Initially, James put out feelers to see if anyone wanted to buy the print shop equipment. But there wasn’t much interest from potential buyers — outside the two Heidelbergs.
“My thought was, ‘You know, if that’s the only interest I have in it, I’d just as soon keep the stuff and be able to donate it,'” James said. “Because it’s not like I need the money. Some people have said, ‘I might be interested in this piece’ or ‘I might be interested in that piece,’ but it’d be really awesome if I could find somebody that would take the whole thing as a set and kind of just set up the shop as it would have been back in the day.”
So, hopefully, James finds a museum that would like to display a working print shop straight from the heyday of the printed word. And if not, I’m sure he’d be willing to consider Plan B: Selling it — as a set — to someone who wants to set up their own printing operation.

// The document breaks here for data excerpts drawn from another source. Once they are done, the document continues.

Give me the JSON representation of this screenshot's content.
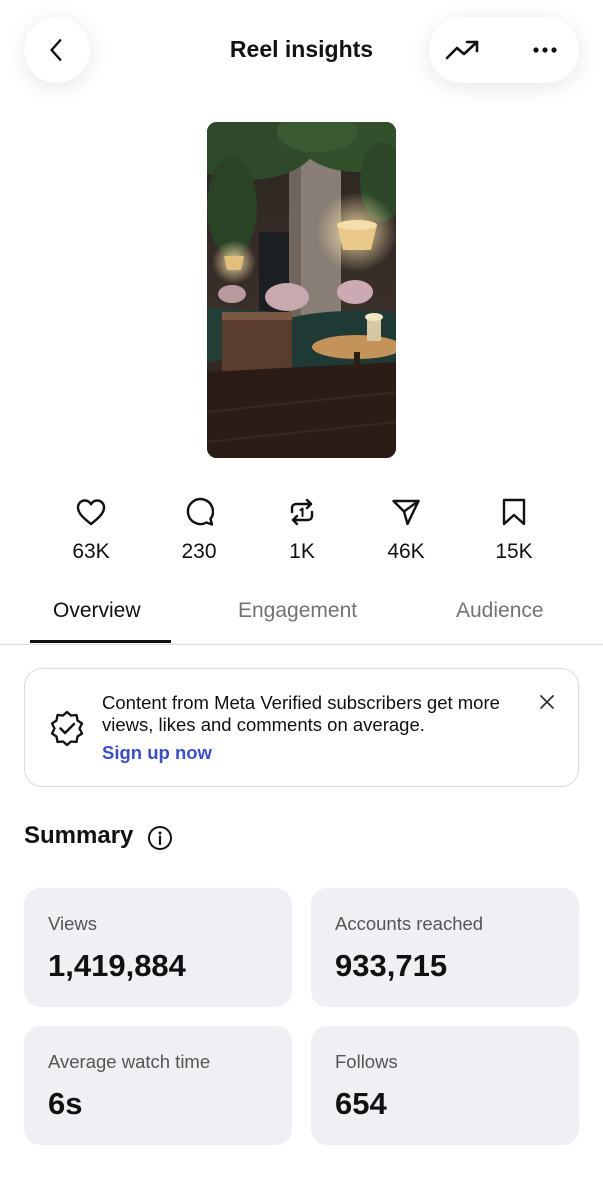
{
  "header": {
    "title": "Reel insights",
    "back_icon": "chevron-left-icon",
    "trend_icon": "trending-up-icon",
    "more_icon": "more-horizontal-icon"
  },
  "reel": {
    "thumbnail": "restaurant-interior-photo"
  },
  "stats": [
    {
      "icon": "heart-icon",
      "value": "63K"
    },
    {
      "icon": "comment-icon",
      "value": "230"
    },
    {
      "icon": "repost-icon",
      "value": "1K"
    },
    {
      "icon": "share-icon",
      "value": "46K"
    },
    {
      "icon": "bookmark-icon",
      "value": "15K"
    }
  ],
  "tabs": [
    {
      "label": "Overview",
      "active": true
    },
    {
      "label": "Engagement",
      "active": false
    },
    {
      "label": "Audience",
      "active": false
    }
  ],
  "banner": {
    "message": "Content from Meta Verified subscribers get more views, likes and comments on average.",
    "cta": "Sign up now",
    "icon": "verified-badge-icon",
    "close_icon": "close-icon"
  },
  "summary": {
    "title": "Summary",
    "info_icon": "info-icon",
    "cards": [
      {
        "label": "Views",
        "value": "1,419,884"
      },
      {
        "label": "Accounts reached",
        "value": "933,715"
      },
      {
        "label": "Average watch time",
        "value": "6s"
      },
      {
        "label": "Follows",
        "value": "654"
      }
    ]
  },
  "colors": {
    "link": "#3a4fc7",
    "card_bg": "#eff0f4",
    "muted_text": "#737373"
  }
}
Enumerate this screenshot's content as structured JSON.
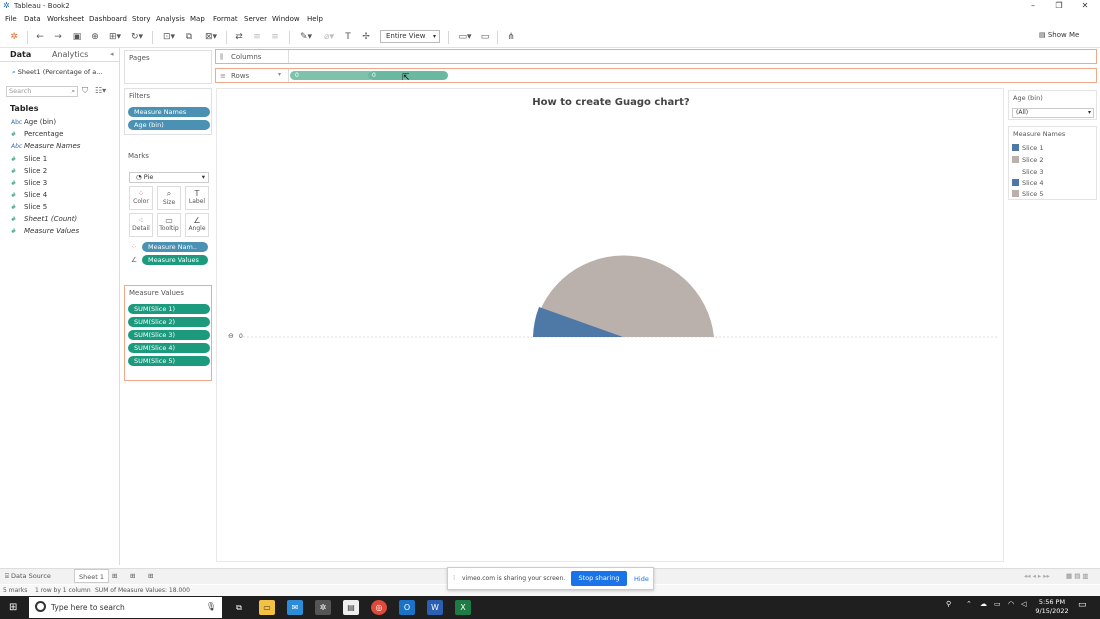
{
  "window": {
    "title": "Tableau - Book2"
  },
  "menu": [
    "File",
    "Data",
    "Worksheet",
    "Dashboard",
    "Story",
    "Analysis",
    "Map",
    "Format",
    "Server",
    "Window",
    "Help"
  ],
  "toolbar": {
    "view_mode": "Entire View",
    "show_me": "Show Me"
  },
  "data_pane": {
    "tab_data": "Data",
    "tab_analytics": "Analytics",
    "datasource": "Sheet1 (Percentage of a...",
    "search_placeholder": "Search",
    "tables_heading": "Tables",
    "fields": [
      {
        "label": "Age (bin)",
        "type": "Abc"
      },
      {
        "label": "Percentage",
        "type": "#"
      },
      {
        "label": "Measure Names",
        "type": "Abc"
      },
      {
        "label": "Slice 1",
        "type": "#"
      },
      {
        "label": "Slice 2",
        "type": "#"
      },
      {
        "label": "Slice 3",
        "type": "#"
      },
      {
        "label": "Slice 4",
        "type": "#"
      },
      {
        "label": "Slice 5",
        "type": "#"
      },
      {
        "label": "Sheet1 (Count)",
        "type": "#"
      },
      {
        "label": "Measure Values",
        "type": "#"
      }
    ]
  },
  "pages": {
    "label": "Pages"
  },
  "filters": {
    "label": "Filters",
    "pills": [
      "Measure Names",
      "Age (bin)"
    ]
  },
  "marks": {
    "label": "Marks",
    "type": "Pie",
    "buttons": [
      "Color",
      "Size",
      "Label",
      "Detail",
      "Tooltip",
      "Angle"
    ],
    "pills": [
      "Measure Nam..",
      "Measure Values"
    ]
  },
  "measure_values": {
    "label": "Measure Values",
    "pills": [
      "SUM(Slice 1)",
      "SUM(Slice 2)",
      "SUM(Slice 3)",
      "SUM(Slice 4)",
      "SUM(Slice 5)"
    ]
  },
  "shelves": {
    "columns_label": "Columns",
    "rows_label": "Rows",
    "rows_pill_value": "0",
    "rows_pill_value2": "0"
  },
  "canvas": {
    "title": "How to create Guago chart?",
    "axis_zero": "0"
  },
  "legend_age": {
    "label": "Age (bin)",
    "value": "(All)"
  },
  "legend_measure": {
    "label": "Measure Names",
    "items": [
      {
        "name": "Slice 1",
        "color": "#4e79a7"
      },
      {
        "name": "Slice 2",
        "color": "#bab0ac"
      },
      {
        "name": "Slice 3",
        "color": "#ffffff"
      },
      {
        "name": "Slice 4",
        "color": "#4e79a7"
      },
      {
        "name": "Slice 5",
        "color": "#bab0ac"
      }
    ]
  },
  "pie": {
    "colors": {
      "blue": "#4e79a7",
      "gray": "#bab0ac"
    }
  },
  "bottom": {
    "data_source": "Data Source",
    "sheet": "Sheet 1"
  },
  "status": {
    "marks": "5 marks",
    "rows": "1 row by 1 column",
    "sum": "SUM of Measure Values: 18.000"
  },
  "share": {
    "message": "vimeo.com is sharing your screen.",
    "stop": "Stop sharing",
    "hide": "Hide"
  },
  "taskbar": {
    "search": "Type here to search",
    "time": "5:56 PM",
    "date": "9/15/2022"
  }
}
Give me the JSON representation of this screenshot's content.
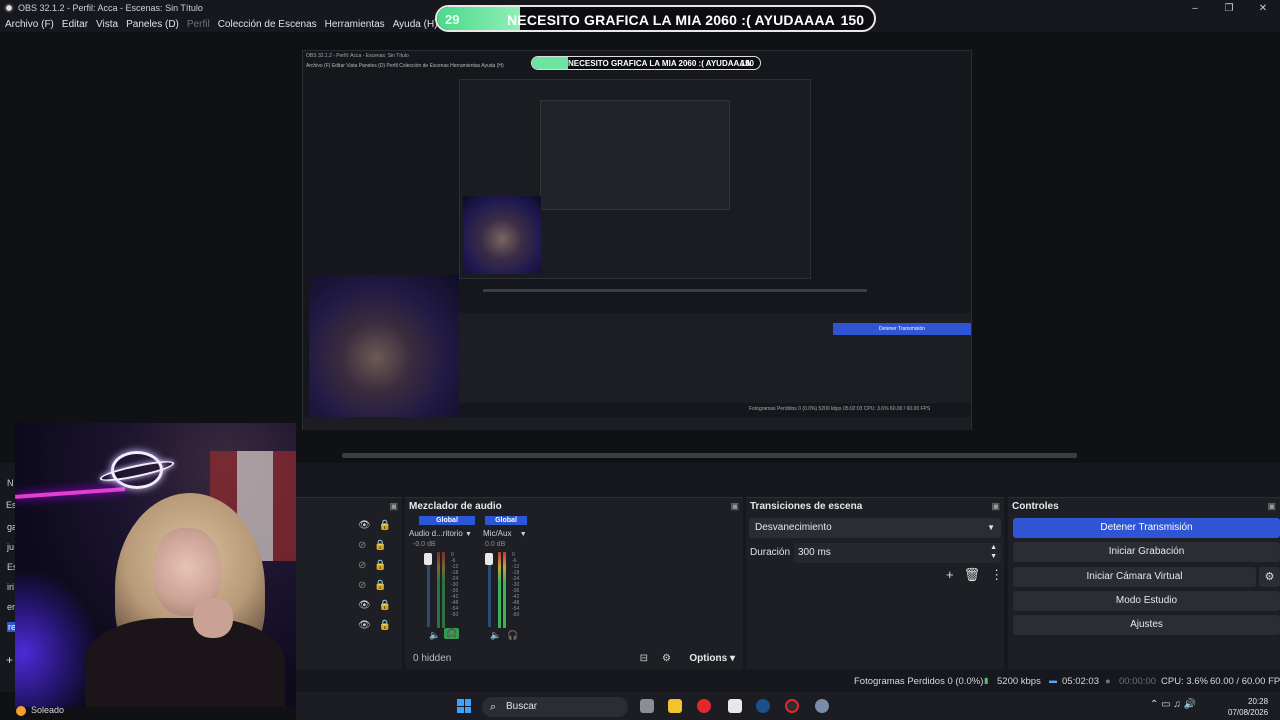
{
  "window": {
    "title": "OBS 32.1.2 - Perfil: Acca - Escenas: Sin Título",
    "controls": [
      "–",
      "❐",
      "✕"
    ]
  },
  "menu": {
    "items": [
      "Archivo (F)",
      "Editar",
      "Vista",
      "Paneles (D)",
      "Perfil",
      "Colección de Escenas",
      "Herramientas",
      "Ayuda (H)"
    ]
  },
  "banner": {
    "level": "29",
    "message": "NECESITO GRAFICA LA MIA 2060 :( AYUDAAAA",
    "count": "150",
    "progress": 0.19,
    "accent": "#49d98a"
  },
  "nested_preview": {
    "title": "OBS 32.1.2 - Perfil: Acca - Escenas: Sin Título",
    "menu": "Archivo (F)   Editar   Vista   Paneles (D)   Perfil   Colección de Escenas   Herramientas   Ayuda (H)",
    "banner_message": "NECESITO GRAFICA LA MIA 2060 :( AYUDAAAA",
    "banner_count": "150",
    "primary_control": "Detener Transmisión",
    "status": "Fotogramas Perdidos 0 (0.0%)   5200 kbps   05:02:03   CPU: 3.6%   60.00 / 60.00 FPS"
  },
  "left_dock_letters": [
    "Es",
    "N",
    "ga",
    "ju",
    "Es",
    "iri",
    "er",
    "re",
    "+"
  ],
  "mixer": {
    "title": "Mezclador de audio",
    "channels": [
      {
        "global_label": "Global",
        "name": "Audio d...ritorio",
        "db": "-0.0 dB"
      },
      {
        "global_label": "Global",
        "name": "Mic/Aux",
        "db": "0.0 dB"
      }
    ],
    "ticks": [
      "0",
      "-6",
      "-12",
      "-18",
      "-24",
      "-30",
      "-36",
      "-42",
      "-48",
      "-54",
      "-60"
    ],
    "hidden_label": "0 hidden",
    "options_label": "Options"
  },
  "transitions": {
    "title": "Transiciones de escena",
    "selected": "Desvanecimiento",
    "duration_label": "Duración",
    "duration_value": "300 ms"
  },
  "controls": {
    "title": "Controles",
    "buttons": [
      "Detener Transmisión",
      "Iniciar Grabación",
      "Iniciar Cámara Virtual",
      "Modo Estudio",
      "Ajustes"
    ],
    "primary_color": "#2f55d4"
  },
  "status": {
    "dropped": "Fotogramas Perdidos 0 (0.0%)",
    "bitrate": "5200 kbps",
    "stream_time": "05:02:03",
    "rec_time": "00:00:00",
    "cpu": "CPU: 3.6%",
    "fps": "60.00 / 60.00 FPS"
  },
  "weather": {
    "label": "Soleado"
  },
  "taskbar": {
    "search_placeholder": "Buscar",
    "time": "20:28",
    "date": "07/08/2026",
    "tray": "⌃  ▭  ♫  🔊"
  }
}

“It was all working when we put it in storage,” James says. “Obviously, after 14 years of just sitting there, I don’t know how much of it would still actually work, but it would probably be somewhat easy to get it up and going again.”
So, then. Still think “The Media” is getting it all wrong these days? Why not show us how it’s done by starting your very own daily newspaper?
And if the pay is right, I even know where you could get an award-winning columnist.